I intent to use solr's data import handler to create documents from rdbms records. One of the rdbms columns is a pdf/word file path. What I would like to do is parse the file with Tika and save the text result in another field of the above document. My final documents should have rdbms & tika imported data in the same document.
For example
Document fields from db: author, publish_year, e-mail
Document fields from tika: plain_text
Is this possible as a single document type configuration in data import handler or should I do separate data handler imports (sql & tika as separate document types) and then make joins from my queries?

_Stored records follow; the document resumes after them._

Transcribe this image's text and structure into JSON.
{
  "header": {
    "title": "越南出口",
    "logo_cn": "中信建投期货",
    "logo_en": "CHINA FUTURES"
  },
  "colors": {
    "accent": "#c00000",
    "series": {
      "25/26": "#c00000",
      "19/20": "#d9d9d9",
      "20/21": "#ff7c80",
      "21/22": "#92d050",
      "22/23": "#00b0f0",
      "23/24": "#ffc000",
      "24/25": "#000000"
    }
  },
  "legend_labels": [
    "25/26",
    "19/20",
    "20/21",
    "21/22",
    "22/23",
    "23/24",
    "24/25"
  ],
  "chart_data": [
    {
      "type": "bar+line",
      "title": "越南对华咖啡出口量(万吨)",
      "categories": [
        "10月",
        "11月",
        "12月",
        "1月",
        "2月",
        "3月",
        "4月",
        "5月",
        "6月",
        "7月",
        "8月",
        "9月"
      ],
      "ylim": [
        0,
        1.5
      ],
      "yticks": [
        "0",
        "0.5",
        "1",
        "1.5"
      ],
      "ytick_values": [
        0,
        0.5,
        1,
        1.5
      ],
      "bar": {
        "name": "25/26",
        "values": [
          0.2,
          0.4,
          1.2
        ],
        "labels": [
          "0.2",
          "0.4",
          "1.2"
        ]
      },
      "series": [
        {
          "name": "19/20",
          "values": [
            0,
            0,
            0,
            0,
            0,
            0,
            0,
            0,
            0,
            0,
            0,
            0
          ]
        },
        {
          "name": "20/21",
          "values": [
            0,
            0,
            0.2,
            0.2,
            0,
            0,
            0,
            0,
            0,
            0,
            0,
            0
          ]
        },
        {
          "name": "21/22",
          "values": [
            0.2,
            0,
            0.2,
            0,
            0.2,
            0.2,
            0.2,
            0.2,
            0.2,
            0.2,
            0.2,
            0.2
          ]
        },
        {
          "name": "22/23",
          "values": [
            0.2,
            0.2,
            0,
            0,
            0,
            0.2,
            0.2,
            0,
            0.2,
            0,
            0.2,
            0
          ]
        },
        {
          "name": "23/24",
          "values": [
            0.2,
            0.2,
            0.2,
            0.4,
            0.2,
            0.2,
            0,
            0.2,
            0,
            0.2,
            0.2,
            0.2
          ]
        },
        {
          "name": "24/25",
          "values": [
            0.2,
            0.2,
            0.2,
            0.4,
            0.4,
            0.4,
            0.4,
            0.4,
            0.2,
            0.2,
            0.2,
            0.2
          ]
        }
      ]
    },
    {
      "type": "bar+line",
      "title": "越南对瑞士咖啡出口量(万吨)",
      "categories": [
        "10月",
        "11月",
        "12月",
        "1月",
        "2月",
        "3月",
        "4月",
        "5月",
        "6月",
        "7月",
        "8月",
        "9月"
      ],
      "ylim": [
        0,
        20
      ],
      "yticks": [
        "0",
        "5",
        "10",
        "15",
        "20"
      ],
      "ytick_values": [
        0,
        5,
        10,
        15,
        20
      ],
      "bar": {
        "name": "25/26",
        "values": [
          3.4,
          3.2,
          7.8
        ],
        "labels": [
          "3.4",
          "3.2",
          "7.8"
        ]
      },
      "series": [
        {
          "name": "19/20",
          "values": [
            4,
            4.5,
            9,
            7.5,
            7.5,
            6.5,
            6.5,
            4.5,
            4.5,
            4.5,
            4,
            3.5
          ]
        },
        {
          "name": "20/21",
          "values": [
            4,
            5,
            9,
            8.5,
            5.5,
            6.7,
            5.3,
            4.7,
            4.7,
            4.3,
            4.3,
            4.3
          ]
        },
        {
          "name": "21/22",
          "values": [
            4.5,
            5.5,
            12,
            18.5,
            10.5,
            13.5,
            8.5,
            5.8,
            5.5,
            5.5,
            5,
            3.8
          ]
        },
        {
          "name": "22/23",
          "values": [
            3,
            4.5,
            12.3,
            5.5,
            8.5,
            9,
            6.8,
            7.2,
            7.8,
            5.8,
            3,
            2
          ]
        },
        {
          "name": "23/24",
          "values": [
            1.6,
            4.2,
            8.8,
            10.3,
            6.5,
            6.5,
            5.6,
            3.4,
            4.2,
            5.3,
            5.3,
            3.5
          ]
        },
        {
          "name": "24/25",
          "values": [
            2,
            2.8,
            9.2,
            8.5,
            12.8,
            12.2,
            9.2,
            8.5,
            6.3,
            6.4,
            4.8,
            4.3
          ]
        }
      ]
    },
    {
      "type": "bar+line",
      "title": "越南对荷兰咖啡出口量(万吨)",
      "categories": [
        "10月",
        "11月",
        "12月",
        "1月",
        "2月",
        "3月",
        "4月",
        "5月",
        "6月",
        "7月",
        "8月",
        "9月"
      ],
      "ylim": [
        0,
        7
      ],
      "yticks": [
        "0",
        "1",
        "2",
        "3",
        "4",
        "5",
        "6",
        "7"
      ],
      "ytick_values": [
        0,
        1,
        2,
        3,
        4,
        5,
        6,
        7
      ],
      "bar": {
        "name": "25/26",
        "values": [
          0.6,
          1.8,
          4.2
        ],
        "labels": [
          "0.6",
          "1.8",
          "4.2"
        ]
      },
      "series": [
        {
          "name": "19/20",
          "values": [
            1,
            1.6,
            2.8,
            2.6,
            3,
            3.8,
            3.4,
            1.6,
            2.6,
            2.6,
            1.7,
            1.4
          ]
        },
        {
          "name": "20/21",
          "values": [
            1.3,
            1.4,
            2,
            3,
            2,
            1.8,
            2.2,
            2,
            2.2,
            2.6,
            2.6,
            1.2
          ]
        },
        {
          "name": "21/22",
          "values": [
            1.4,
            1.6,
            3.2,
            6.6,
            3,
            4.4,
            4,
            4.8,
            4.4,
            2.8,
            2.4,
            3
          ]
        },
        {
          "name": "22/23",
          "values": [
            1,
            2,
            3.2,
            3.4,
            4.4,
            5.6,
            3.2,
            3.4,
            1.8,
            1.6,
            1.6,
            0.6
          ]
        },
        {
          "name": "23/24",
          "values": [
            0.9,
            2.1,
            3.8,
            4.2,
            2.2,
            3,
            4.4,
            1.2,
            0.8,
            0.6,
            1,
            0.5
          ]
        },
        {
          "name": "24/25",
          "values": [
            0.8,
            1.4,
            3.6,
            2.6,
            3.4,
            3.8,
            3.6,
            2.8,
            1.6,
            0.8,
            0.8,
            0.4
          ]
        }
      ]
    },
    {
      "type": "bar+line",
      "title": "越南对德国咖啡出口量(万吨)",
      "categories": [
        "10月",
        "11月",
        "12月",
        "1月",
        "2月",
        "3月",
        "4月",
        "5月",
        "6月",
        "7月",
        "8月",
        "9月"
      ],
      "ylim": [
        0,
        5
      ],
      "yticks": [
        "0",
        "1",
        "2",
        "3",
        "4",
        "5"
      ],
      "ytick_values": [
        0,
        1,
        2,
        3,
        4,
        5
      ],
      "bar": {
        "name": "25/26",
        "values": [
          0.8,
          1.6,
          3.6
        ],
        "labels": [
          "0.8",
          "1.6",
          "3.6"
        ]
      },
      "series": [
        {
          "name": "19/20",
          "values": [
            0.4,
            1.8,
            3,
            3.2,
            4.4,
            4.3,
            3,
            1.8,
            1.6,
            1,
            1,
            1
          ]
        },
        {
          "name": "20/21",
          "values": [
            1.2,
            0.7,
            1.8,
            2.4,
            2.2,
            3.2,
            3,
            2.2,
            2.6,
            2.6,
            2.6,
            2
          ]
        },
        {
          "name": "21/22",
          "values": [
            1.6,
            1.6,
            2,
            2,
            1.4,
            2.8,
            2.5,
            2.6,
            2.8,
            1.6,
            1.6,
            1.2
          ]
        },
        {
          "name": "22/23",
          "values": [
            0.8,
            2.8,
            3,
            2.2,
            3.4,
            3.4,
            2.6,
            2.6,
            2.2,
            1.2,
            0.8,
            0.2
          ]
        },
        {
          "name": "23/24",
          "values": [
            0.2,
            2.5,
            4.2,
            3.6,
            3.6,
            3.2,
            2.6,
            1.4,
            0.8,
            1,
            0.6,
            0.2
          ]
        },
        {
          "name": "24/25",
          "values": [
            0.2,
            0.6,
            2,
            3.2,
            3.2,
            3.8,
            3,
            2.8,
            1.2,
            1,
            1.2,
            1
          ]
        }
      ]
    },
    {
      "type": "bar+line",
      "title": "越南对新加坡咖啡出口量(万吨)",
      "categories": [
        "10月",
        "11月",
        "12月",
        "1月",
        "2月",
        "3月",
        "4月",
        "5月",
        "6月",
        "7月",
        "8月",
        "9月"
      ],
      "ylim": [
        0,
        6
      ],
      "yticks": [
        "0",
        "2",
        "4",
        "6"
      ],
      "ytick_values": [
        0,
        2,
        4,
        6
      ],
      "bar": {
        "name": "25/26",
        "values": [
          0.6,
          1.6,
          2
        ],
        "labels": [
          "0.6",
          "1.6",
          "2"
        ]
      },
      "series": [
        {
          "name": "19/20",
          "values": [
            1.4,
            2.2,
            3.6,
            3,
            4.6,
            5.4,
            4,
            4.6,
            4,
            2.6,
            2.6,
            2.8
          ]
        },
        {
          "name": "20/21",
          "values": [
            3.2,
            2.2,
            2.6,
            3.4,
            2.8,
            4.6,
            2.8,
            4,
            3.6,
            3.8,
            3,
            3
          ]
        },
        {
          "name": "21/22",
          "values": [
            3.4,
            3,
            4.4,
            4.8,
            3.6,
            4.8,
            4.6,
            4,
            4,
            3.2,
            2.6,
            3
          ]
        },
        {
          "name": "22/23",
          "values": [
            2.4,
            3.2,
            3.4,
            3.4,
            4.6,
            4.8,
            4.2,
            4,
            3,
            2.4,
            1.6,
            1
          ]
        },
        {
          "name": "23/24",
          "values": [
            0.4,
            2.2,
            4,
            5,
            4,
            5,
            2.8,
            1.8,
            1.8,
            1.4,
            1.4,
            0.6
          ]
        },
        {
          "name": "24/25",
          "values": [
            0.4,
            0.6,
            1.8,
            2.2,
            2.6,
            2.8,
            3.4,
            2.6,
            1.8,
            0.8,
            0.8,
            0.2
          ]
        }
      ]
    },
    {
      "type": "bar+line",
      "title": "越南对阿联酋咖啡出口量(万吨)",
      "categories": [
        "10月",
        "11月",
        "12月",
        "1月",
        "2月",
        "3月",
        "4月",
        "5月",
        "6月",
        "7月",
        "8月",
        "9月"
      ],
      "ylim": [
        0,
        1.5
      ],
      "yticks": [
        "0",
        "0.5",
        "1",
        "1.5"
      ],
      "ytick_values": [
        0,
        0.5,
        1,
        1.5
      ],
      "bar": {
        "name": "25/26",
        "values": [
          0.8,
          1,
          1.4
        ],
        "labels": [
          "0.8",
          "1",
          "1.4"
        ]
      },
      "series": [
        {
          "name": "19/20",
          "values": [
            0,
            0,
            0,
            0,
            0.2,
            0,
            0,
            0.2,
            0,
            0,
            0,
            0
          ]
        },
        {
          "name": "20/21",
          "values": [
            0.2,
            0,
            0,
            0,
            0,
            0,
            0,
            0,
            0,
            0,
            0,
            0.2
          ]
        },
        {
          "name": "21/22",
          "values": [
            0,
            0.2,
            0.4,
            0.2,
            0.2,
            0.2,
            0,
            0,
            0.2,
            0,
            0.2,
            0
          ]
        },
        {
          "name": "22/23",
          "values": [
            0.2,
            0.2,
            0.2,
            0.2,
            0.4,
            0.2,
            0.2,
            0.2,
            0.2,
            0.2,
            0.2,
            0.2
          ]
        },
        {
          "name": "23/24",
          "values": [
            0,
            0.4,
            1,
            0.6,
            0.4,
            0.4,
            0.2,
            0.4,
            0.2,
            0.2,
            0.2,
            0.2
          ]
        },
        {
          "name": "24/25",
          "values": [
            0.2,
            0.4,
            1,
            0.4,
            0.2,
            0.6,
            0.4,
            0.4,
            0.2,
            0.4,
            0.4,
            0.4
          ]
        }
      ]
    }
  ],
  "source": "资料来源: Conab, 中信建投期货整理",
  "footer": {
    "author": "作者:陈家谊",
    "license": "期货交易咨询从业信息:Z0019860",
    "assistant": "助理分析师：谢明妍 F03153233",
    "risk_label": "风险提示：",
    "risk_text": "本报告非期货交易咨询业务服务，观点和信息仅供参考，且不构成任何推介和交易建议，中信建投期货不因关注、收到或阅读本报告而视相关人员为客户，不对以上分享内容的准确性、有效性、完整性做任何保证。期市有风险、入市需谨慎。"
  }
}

Yes it is. After some trial and error, the following configuration works:
<dataConfig>
<dataSource name="ds-db" driver="org.mariadb.jdbc.Driver" url="jdbc:mysql://localhost:3306/eepyakm?user=root" user="root" password="root"/>
<dataSource name="ds-file" type="BinFileDataSource"/>
<document>
<entity name="supplier" query="select * from suppliers_tmp_view" dataSource="ds-db"
deltaQuery="select id from suppliers_tmp_view where last_modified > '${dataimporter.last_index_time}'"
deltaImportQuery="select * from suppliers_tmp_view where id='${dataimporter.delta.id}'">
<entity name="attachment" dataSource="ds-db"
query="select * from suppliers_tmp_files_view where supplier_tmp_id='${supplier.id}' and path is not null"
deltaQuery="select id,supplier_tmp_id from suppliers_tmp_files_view where last_modified > '${dataimporter.last_index_time}' and path is not null"
parentDeltaQuery="select id from suppliers_tmp_view where id='${attachment.supplier_tmp_id}'">
<field name="path" column="path"/>
<entity name="file" onError="skip" processor="TikaEntityProcessor" url="${attachment.path}" format="text" dataSource="ds-file">
<field column="text"/>
</entity>
</entity>
</entity>
</document>
</dataConfig>
What happens is that two different-type datasources work together in a nesting entity configuration. The db datasource gets the filename and the file datasource retrieves the file contents for the Tika processor.